Uno lo recuerda siempre subido a una escala en alguna fachada del Malecón, dando manos con una escoba de paja. Allí, desde lo alto, bajo un sol africano, debía ver las traíñas del Muelle y a sus hermanos arreglando trasmallos y palangres en la ensenada garruchera; o también se le recuerda ágil como una liebre, echando tierra roya contra las goteras en algún terrado de la calle Ancha, con los pantalones de mahón arremangados y una gorra de franela por toda defensa.
Siempre andaba con prisa, Antonio López el Tallarín, siempre trajinando por casas y cortijos, blanqueando alcobas de mozas casaderas, pintando arcas con ajuares primorosos en su vientre.
Se le podía ver también por los cortijos, con sus herramientas de encalaor, con su cubo de agua, su saco de cal viva y la escoba para limpiar los goterones. Porque, eso sí, sus trabajos eran limpios como una patena. Por eso era tan disputado entre las amas de casa cuando, por el mes de junio, llegaba la época del blanqueo. Había que pedir número, como en el médico. Fue durante muchos años Antonio, el Messi de la cal y de la brocha gorda.
Se ha ido el Tallarín con 80 años a las espaldas, después de décadas de amagar y amagar el espinazo para hacer la mezcla y enlucir alféizares y paredes, desde el antiguo almacén de Domingo de Haro hasta el Cine Tenis, desde El Martinete hasta los cortijos de La Jara. Nació al tiempo que Alfonso XIII embarcaba rumbo a Roma y España amanecía republicana, aunque el nunca quiso saber nada de política.
Se casó con 29 años ya entrados con Antonia López Alburquerque, una moza de la huerta de Murcia que solía llegarse por Garrucha a visitar a su prima Frasquita, que vivía en el cortijo del tío Juan ‘Porreras’. Allí, detrás del Calvario y de la Tejera, donde medraban higueras y breveras, se conocieron Antonio y Antonia. Era entonces esa finca parte de una Garrucha ya desaparecida, un vergel, con vistas a la Cañá Flores, donde crecía la hierba para los animales de labranza, donde triscaban las gallinas y corrían los conejos.

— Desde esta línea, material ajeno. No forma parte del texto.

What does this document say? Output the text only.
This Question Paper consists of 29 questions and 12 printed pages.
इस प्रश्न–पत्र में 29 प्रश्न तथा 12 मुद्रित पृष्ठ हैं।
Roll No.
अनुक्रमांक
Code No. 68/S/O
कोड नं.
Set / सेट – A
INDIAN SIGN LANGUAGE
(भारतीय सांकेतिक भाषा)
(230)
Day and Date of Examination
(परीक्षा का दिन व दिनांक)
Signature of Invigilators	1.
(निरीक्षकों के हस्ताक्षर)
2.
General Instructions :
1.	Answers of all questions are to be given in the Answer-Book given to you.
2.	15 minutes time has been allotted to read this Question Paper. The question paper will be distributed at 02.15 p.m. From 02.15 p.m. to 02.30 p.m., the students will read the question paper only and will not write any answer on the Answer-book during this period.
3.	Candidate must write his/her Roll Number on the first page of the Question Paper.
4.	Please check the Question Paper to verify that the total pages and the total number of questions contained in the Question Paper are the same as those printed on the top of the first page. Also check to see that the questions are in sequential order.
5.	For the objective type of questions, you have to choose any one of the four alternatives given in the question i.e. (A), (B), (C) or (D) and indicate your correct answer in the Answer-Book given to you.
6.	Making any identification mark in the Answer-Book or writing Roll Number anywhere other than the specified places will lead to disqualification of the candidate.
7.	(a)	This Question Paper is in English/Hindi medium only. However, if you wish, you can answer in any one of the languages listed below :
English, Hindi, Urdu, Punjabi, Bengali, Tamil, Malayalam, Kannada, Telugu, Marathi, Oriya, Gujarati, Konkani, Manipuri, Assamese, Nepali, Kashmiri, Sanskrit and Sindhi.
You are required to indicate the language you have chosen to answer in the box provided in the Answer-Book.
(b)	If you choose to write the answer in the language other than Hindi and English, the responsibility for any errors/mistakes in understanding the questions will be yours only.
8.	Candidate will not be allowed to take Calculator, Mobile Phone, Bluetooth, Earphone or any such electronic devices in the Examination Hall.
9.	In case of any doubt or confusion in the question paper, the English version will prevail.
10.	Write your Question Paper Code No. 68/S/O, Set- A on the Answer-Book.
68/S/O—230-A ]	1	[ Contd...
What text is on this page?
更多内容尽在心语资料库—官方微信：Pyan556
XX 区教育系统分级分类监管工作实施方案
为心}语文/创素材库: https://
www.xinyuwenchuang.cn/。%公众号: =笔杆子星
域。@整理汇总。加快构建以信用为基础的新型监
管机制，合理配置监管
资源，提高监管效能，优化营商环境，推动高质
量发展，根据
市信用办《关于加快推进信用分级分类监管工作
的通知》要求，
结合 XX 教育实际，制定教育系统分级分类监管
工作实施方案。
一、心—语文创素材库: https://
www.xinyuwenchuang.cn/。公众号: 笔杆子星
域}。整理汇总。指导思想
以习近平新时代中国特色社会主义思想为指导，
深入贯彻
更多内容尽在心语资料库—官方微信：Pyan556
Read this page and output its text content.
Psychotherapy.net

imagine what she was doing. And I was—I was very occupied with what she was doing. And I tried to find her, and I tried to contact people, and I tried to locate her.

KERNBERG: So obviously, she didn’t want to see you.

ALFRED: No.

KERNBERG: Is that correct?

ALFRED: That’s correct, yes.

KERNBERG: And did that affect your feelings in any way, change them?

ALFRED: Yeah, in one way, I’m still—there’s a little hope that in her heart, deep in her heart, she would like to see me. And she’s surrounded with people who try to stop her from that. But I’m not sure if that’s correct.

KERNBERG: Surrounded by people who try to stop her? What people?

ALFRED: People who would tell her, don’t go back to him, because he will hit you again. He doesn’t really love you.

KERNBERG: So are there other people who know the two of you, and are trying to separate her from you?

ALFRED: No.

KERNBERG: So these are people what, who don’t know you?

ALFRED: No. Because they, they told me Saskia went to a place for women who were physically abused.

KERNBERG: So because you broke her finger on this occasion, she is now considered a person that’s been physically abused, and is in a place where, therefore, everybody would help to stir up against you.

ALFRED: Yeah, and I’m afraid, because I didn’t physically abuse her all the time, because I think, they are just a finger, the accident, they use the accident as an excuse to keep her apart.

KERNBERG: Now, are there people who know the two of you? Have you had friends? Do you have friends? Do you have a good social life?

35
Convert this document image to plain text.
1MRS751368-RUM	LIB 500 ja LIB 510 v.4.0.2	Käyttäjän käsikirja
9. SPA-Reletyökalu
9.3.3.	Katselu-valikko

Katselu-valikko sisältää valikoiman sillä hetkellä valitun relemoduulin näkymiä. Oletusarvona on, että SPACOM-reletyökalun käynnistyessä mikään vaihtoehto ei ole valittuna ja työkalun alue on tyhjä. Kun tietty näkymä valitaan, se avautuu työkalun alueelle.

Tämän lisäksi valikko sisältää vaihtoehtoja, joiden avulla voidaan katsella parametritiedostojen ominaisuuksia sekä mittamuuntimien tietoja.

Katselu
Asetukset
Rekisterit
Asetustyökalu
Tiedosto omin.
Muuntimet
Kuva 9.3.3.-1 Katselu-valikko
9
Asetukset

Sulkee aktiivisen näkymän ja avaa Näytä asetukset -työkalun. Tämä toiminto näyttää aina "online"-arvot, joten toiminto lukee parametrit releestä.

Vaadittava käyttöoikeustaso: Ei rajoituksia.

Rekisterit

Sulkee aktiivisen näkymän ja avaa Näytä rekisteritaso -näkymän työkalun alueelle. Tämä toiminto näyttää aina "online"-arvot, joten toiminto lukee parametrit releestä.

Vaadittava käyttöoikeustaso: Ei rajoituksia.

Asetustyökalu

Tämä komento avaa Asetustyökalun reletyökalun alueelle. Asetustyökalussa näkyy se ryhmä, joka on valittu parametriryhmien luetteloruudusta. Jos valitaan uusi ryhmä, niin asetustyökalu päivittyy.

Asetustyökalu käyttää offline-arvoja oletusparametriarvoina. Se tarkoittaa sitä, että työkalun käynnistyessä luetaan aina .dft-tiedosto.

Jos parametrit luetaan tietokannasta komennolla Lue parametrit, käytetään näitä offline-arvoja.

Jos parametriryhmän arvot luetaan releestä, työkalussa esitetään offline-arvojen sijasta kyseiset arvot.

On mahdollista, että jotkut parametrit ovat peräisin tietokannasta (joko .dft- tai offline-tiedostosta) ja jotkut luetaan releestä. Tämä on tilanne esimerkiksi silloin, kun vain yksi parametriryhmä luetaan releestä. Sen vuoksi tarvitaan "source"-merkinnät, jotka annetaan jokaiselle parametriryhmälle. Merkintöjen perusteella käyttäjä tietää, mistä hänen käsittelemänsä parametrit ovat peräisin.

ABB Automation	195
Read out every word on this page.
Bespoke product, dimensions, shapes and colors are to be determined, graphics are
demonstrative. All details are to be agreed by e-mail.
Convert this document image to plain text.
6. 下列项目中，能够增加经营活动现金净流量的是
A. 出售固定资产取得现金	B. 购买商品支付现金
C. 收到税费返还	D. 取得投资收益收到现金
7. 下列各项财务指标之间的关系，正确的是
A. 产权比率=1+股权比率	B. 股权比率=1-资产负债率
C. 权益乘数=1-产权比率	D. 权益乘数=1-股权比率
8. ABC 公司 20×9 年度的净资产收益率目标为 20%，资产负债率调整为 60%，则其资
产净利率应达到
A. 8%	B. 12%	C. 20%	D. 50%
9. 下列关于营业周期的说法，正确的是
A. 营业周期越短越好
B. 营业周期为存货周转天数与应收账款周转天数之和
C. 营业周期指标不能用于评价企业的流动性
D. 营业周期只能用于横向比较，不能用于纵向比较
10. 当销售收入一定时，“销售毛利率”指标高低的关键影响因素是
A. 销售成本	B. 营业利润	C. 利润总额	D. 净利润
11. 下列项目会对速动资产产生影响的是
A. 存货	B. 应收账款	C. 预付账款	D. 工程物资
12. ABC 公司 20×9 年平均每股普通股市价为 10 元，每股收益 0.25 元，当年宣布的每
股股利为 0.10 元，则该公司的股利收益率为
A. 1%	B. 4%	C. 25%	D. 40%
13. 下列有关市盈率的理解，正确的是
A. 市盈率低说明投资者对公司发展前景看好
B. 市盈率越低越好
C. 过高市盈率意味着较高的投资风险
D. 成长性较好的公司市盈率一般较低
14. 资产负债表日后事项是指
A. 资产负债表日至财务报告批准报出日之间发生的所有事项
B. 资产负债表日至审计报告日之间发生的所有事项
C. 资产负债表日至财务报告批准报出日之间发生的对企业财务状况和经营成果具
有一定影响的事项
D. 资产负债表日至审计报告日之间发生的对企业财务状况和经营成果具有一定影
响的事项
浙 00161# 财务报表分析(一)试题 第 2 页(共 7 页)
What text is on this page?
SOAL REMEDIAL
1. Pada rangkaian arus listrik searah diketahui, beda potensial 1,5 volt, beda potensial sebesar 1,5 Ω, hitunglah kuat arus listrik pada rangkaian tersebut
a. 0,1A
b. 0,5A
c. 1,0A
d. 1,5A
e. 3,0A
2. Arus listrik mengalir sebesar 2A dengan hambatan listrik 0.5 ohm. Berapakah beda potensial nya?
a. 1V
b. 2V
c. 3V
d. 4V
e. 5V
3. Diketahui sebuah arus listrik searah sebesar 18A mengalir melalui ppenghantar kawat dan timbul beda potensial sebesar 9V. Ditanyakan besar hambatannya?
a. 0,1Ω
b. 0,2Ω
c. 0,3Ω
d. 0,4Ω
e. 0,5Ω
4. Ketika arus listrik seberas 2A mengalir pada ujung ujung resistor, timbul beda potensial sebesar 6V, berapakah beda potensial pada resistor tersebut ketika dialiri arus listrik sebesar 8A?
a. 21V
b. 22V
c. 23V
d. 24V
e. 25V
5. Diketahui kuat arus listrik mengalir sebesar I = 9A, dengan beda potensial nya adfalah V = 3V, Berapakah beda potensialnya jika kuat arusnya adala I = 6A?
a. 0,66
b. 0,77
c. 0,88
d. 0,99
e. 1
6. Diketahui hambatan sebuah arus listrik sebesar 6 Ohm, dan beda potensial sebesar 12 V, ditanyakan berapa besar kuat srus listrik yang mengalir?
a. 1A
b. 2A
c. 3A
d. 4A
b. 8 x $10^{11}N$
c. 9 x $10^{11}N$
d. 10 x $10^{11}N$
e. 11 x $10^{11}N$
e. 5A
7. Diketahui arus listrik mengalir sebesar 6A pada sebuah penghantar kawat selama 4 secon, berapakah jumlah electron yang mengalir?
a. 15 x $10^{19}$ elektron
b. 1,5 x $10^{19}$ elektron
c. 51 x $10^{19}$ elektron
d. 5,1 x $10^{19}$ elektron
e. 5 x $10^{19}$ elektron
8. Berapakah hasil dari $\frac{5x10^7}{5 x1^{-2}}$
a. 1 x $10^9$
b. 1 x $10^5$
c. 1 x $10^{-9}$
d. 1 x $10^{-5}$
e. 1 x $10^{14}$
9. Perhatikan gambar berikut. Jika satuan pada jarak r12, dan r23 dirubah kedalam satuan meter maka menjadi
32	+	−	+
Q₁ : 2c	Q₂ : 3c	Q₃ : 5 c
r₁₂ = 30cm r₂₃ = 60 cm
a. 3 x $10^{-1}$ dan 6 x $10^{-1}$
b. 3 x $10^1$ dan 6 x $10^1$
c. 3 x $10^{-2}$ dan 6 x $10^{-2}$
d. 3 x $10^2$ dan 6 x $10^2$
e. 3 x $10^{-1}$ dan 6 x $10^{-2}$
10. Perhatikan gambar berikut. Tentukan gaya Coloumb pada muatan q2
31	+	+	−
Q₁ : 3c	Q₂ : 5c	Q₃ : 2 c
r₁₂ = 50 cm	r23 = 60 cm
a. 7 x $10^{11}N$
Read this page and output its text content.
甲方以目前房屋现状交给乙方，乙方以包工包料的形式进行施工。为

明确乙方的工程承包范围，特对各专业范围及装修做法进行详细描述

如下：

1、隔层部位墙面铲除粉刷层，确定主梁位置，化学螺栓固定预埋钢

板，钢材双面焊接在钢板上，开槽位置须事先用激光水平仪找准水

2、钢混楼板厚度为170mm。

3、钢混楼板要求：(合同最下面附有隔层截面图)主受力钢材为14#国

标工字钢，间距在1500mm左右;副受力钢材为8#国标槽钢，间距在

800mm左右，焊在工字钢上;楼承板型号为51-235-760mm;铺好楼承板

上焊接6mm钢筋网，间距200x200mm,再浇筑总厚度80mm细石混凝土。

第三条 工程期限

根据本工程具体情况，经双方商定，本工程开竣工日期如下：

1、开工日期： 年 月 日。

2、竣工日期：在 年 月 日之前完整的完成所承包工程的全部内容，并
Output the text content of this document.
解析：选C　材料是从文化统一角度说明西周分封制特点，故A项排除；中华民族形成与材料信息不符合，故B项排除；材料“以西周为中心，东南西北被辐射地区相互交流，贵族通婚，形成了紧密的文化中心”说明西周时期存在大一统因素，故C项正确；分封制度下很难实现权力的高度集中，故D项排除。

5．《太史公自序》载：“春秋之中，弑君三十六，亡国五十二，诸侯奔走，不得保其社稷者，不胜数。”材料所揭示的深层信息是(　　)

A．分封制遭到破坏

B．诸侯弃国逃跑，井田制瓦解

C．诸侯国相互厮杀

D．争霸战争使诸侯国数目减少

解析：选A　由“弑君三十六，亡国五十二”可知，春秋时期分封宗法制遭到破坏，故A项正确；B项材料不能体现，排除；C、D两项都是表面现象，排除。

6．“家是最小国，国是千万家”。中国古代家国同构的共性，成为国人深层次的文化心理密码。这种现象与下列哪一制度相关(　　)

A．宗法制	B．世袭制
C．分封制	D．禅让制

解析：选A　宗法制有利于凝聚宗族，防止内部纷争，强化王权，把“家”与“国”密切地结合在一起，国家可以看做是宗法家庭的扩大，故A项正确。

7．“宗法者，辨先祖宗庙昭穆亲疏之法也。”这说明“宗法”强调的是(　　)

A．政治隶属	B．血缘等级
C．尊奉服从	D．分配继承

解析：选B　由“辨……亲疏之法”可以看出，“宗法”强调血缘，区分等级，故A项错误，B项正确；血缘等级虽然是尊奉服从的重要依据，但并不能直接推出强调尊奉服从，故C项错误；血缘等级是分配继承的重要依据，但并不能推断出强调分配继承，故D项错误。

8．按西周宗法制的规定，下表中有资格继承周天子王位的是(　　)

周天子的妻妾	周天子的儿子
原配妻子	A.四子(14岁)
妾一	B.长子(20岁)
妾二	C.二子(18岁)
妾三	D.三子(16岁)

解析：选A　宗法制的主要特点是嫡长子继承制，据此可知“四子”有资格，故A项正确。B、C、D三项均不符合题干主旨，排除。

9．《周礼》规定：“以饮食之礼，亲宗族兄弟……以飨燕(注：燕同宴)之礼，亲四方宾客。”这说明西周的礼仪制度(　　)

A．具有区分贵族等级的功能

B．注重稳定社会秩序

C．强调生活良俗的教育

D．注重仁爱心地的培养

Por allí, frente a la Cuesta de los Carros, era por donde entraban a Garrucha el recovero con los huevos, el cestero, el lañaor, el colchonero, el lechero. Era, por tanto, una pequeña torre de Babel donde las familias hacían acopio y los ambulantes pregonaban su mercancía.
Como el casado casa quiere, se compraron Antonio y Antonia una vivienda en la calle Joaquín Escobar, que fue de la tía Elena, al lado de la Plaza de Abastos, donde ha vivido este maestro encalaor toda su vida.
De familia palangrera, a Antonio, sin embargo, no le tiraba la mar, se mareaba a bordo cuando iba a por los atunes y su padre Domingo y su madre Antonia decidieron convertirlo en un ‘marinero en tierra’ como Alberti, al contrario que la mayoría de sus hermanos Martín, Pedro, Domingo y Pepe.
Antonio fue siempre tan justo de carnes como de palabras, poco aficionado a bares y verbenas. Sin embargo, a veces uno lo recuerda con restos de cal en el pelo, arrancándose, por sorpresa, con alguna copla de Caracol o de Valderrama, mientras daba lustre, a pesar de su leve tartajeo.
Tenía una apretada clientela, sobre todo de veraneantes, como la soprano María Laca; el coronel Pérez Ugena, en su casa del Hospital; el general José González; Isabel Torres, del Cortijo Suesa, cerca de los Gallardos; Miguel Márquez (Piltrafa); o los Ayas de Lorca. También lo demandaban para blanquear cortijos en Las Alparatas, Alfaix, La Jara o El Real de de Vera.
No entendía de vacaciones, sólo de levantarse al alba, cuando el sol aún no cauterizaba, a blanquear y blanquear con el escobín de paja y a dar brochazos de pintura o de minio a la rejería del malecón, a las típicas ventanas garrucheras de vientre de golondrina, respirando el aroma a salitre del Malecón o la menta de los eucaliptos en la Jara.
Era, como digo, un estoico de la vida, siempre trajinando. Y así se mantuvo hasta que le quedaron fuerzas en su enjuto esqueleto, hasta que los malditos achaques empezaron a pasarle factura a este ‘marinero en tierra’ de la calle Ancha.
Yo lo recuerdo de niño, colgado del cortijo de mis abuelos, en el Corral Hernando, enseñándome a silbar desde las alturas y diciéndome cuando le movía la escala: “Manolico, que no eres bueno, que eres más malo que cagar sangre”. Se fue hace unos días en Garrucha, Antonio ‘el Tallarín, un hombre bueno, que no hizo en la vida otra cosa que trabajar. Eso sí, siempre en tierra firme.